Colgate-Palmolive (India) Limited announced that a meeting of the Board of Directors will be held on Thursday, October 23, 2025. The agenda includes approving and taking on record the unaudited financial results for the second quarter (Q2: Jul-Sep) and half-year ended September 30, 2025. The board will also consider the declaration of an interim dividend, if any.

Upcoming Board Meeting

A meeting of the Board of Directors of Colgate-Palmolive (India) Limited is scheduled for Thursday, October 23, 2025. This meeting is focused on reviewing the company’s financial performance and determining shareholder payouts.

Key Agenda Items

During the meeting, the board will primarily focus on the following:

The approval and recording of the unaudited financial results for the second quarter (Q2: Jul-Sep) and the half-year period, which ended on September 30, 2025.

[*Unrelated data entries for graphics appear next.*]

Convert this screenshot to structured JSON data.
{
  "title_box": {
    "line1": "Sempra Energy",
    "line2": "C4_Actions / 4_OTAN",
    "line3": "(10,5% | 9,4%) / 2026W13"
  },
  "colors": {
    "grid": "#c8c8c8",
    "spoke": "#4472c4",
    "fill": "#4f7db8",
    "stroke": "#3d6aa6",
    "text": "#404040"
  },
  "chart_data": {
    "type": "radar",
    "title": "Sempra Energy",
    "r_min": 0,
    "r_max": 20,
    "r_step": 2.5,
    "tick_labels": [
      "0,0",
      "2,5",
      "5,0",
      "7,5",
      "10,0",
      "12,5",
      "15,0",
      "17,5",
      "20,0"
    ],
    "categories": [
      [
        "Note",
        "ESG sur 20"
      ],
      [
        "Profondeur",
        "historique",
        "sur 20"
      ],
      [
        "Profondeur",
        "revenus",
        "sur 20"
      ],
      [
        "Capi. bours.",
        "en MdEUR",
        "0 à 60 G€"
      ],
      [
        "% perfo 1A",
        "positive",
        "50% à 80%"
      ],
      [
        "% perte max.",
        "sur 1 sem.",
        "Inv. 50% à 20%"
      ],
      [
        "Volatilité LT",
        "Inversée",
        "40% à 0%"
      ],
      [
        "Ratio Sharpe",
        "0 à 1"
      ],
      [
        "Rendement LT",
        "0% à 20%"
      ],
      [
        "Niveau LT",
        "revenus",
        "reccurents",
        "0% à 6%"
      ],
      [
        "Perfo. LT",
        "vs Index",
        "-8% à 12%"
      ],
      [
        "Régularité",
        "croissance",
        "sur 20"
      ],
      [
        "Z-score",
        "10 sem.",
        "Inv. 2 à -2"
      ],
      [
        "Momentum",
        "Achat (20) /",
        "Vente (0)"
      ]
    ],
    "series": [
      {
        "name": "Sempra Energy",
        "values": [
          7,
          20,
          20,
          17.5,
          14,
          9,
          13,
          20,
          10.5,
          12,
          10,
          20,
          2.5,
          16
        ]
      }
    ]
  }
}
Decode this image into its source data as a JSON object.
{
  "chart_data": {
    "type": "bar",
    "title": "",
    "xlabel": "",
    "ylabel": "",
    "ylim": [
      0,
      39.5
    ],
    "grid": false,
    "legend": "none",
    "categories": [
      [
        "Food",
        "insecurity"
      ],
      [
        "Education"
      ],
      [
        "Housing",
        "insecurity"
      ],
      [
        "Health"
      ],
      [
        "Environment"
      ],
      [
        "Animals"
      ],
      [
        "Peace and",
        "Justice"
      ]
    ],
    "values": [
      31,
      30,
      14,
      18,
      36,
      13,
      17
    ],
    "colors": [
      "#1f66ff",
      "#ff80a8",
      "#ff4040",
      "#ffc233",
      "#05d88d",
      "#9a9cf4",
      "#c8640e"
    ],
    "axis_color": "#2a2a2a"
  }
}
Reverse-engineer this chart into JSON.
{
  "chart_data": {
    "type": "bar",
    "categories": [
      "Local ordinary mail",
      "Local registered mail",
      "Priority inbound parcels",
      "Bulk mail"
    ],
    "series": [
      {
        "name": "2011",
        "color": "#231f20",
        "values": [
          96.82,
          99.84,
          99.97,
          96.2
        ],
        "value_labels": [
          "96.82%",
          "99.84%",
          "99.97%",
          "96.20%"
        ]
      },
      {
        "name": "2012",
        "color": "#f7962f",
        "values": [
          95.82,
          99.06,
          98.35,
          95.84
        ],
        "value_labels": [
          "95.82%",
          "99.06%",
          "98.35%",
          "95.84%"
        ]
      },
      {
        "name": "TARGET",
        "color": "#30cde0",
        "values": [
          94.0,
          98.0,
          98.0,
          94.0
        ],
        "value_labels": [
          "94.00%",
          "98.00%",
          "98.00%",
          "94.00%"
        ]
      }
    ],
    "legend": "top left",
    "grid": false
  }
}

Consideration of the declaration of an interim dividend. The decision regarding the dividend will be based on the company’s financial performance during the specified period.

Trading Window Closure

As previously communicated in the letter dated September 25, 2025, the trading window for the company’s stock remains closed since September 29, 2025. It will reopen 48 hours after the results from the meeting are officially made public. This measure is in place to prevent insider trading during sensitive periods.

Source: BSE

RBL Bank Board Meeting Scheduled to Approve Quarterly Results

RBL Bank has announced a board meeting scheduled for October 18, 2025, to consider and approve the unaudited standalone and consolidated financial results for the quarter and half year ended September 30, 2025 (Q2 FY26). The results will be subject to a limited review by the Joint Statutory Auditors of the Bank. The trading window for dealing in the securities of the bank will remain closed till October 20, 2025.

Board Meeting Announcement

RBL Bank has scheduled a meeting of its Board of Directors on October 18, 2025. The primary purpose of this meeting is to review and approve the unaudited financial results for the quarter and half-year period that concluded on September 30, 2025 (Q2 FY26).

Financial Results Deliberation

During the board meeting, directors will consider both the standalone and consolidated financial results. These results will cover the performance of the Bank during the quarter and half year that ended September 30, 2025. These financials will be reviewed by the Joint Statutory Auditors of the Bank before being presented to the board.

Trading Window Closure

In connection with the financial results announcement, RBL Bank has confirmed that the trading window for dealing in the bank’s securities will remain closed until October 20, 2025. This restriction is in line with the bank’s insider trading policies.